Seasoned artists Sutton Foster, Norm Lewis, Skylar Astin, Sierra Boggess and Brian Stokes Mitchell gathered on the stage, but the crowd went wild for the special guest, Patti LuPone, who recently played JoAnne in the West End and Broadway revival of Company.
Co-curators Robert Longbottom and Stites chose the songs while Longbottom staged the event. Most of Sondheim’s musicals were represented, including his classics with Hal Prince — Sweeney Todd, Company, Follies, and A Little Night Music — as well as two musicals he wrote with James Lapine — Sunday in the Park With George and Into the Woods. Some of Sondheim’s less familiar works — Saturday Night and Assassins — were also brought to the forefront.
LuPone dazzled the audience with Company’s “Being Alive.” She and Mitchell then picked up the butcher knife and rolling pin for a rousing rendition of Sweeney Todd‘s “A Little Priest” (when Sweeney and Mrs. Lovett evaluated the tastiness of a fiddle player, they both eyed the orchestra’s lead violinist, Luanne Homzy).
Mitchell was hilarious playing all three roles in Company‘s “Getting Married Today,” switching off between the panicked Amy, the lovestruck Paul, and, in this rendition, a sloshed Jenny making a sloppy toast.
Boggess got the winsome role with Saturday Night‘s “What More Do I Need?” and the tragic one in Merrily We Roll Along‘s “Not a Day Goes By,” juxtaposed with Foster breaking hearts in “Losing My Mind” from Follies. On the same stage where she played the Baker’s Wife in Into the Woods in 2019, Foster shed her inhibitions in a hilarious “Moments in the Woods.”

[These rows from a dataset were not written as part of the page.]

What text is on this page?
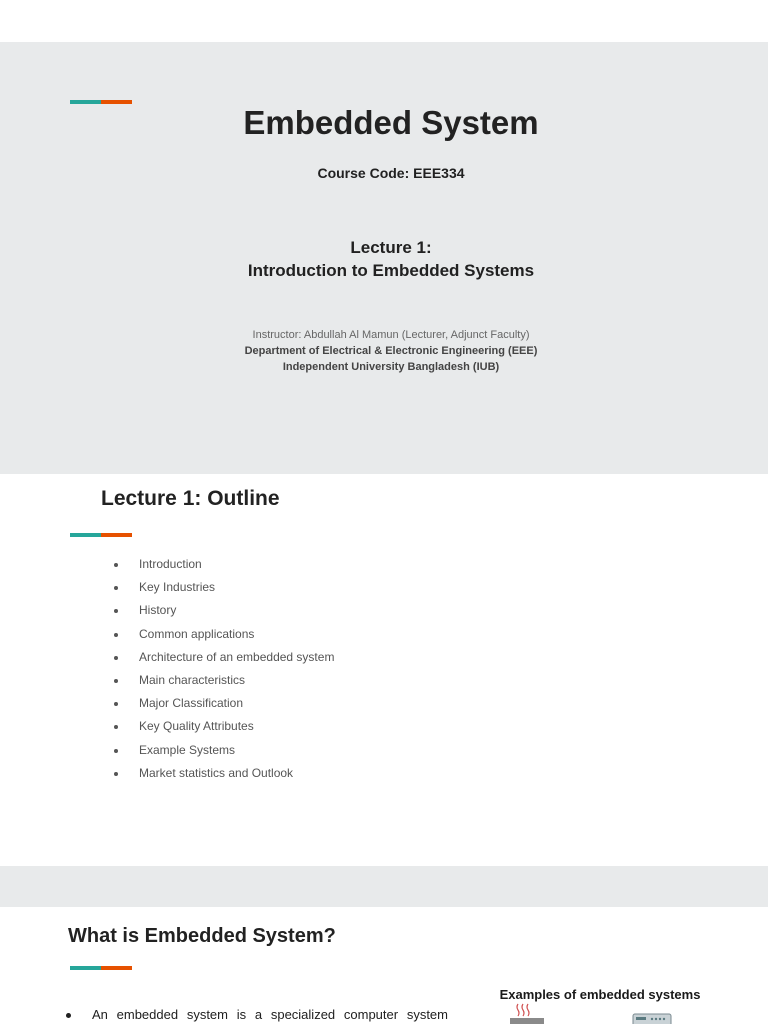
Embedded System
Course Code: EEE334
Lecture 1:
Introduction to Embedded Systems
Instructor: Abdullah Al Mamun (Lecturer, Adjunct Faculty)
Department of Electrical & Electronic Engineering (EEE)
Independent University Bangladesh (IUB)
Lecture 1: Outline
Introduction
Key Industries
History
Common applications
Architecture of an embedded system
Main characteristics
Major Classification
Key Quality Attributes
Example Systems
Market statistics and Outlook
What is Embedded System?
An embedded system is a specialized computer system
Examples of embedded systems
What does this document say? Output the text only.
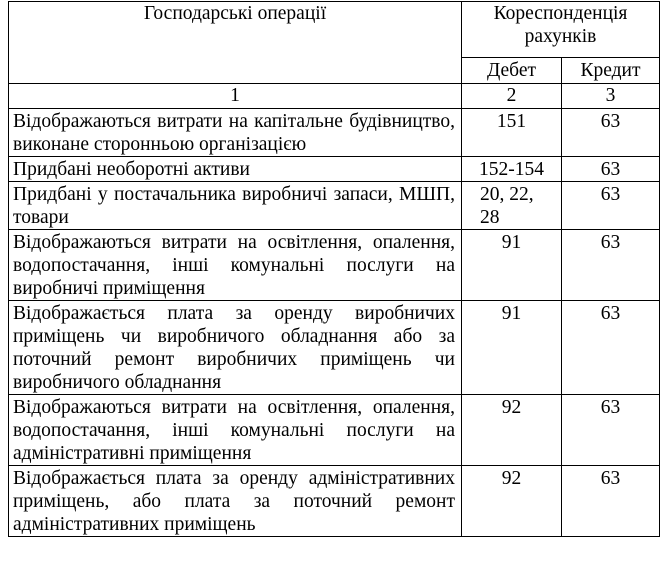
Господарські операції	Кореспонденція рахунків	
	Дебет	Кредит
1	2	3
Відображаються витрати на капітальне будівництво, виконане сторонньою організацією	151	63
Придбані необоротні активи	152-154	63
Придбані у постачальника виробничі запаси, МШП, товари	20, 22, 28	63
Відображаються витрати на освітлення, опалення, водопостачання, інші комунальні послуги на виробничі приміщення	91	63
Відображається плата за оренду виробничих приміщень чи виробничого обладнання або за поточний ремонт виробничих приміщень чи виробничого обладнання	91	63
Відображаються витрати на освітлення, опалення, водопостачання, інші комунальні послуги на адміністративні приміщення	92	63
Відображається плата за оренду адміністративних приміщень, або плата за поточний ремонт адміністративних приміщень	92	63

Lewis belted “Flag Song” — a number cut from Assassins — with such agility that he made me question why it is so rarely heard. The evening’s delightful surprise was Astin, who appeared to be auditioning for the next revival of Sunday in the Park. His “Finishing the Hat” and “Move On” proved he’d be a fantastic George.The company closed out both acts with group numbers “Sunday” from Sunday in the Park (for the evening’s poetic finale) and “A Weekend in the Country” from A Little Night Music, which ends Act One and gives a delicious taste of LuPone in the snarky role of Charlotte.
Stites’s orchestra sounded lush and lovely. The costumes, from the actors’ own collections, lent an elegance to the event. Adam Flemming’s projections utilized every inch of the proscenium and made great use of the thunderous speakers, which were turned into flags for Assassins and barber poles for Sweeney Todd.
Everybody Rise! A Sondheim Celebration was a heartfelt tribute that highlighted how Sondheim’s songs enrapture their listeners and tell powerful contained stories — even when heard on their own. Stephen Sondheim may be gone, but thanks to shows like this, he will never be forgotten.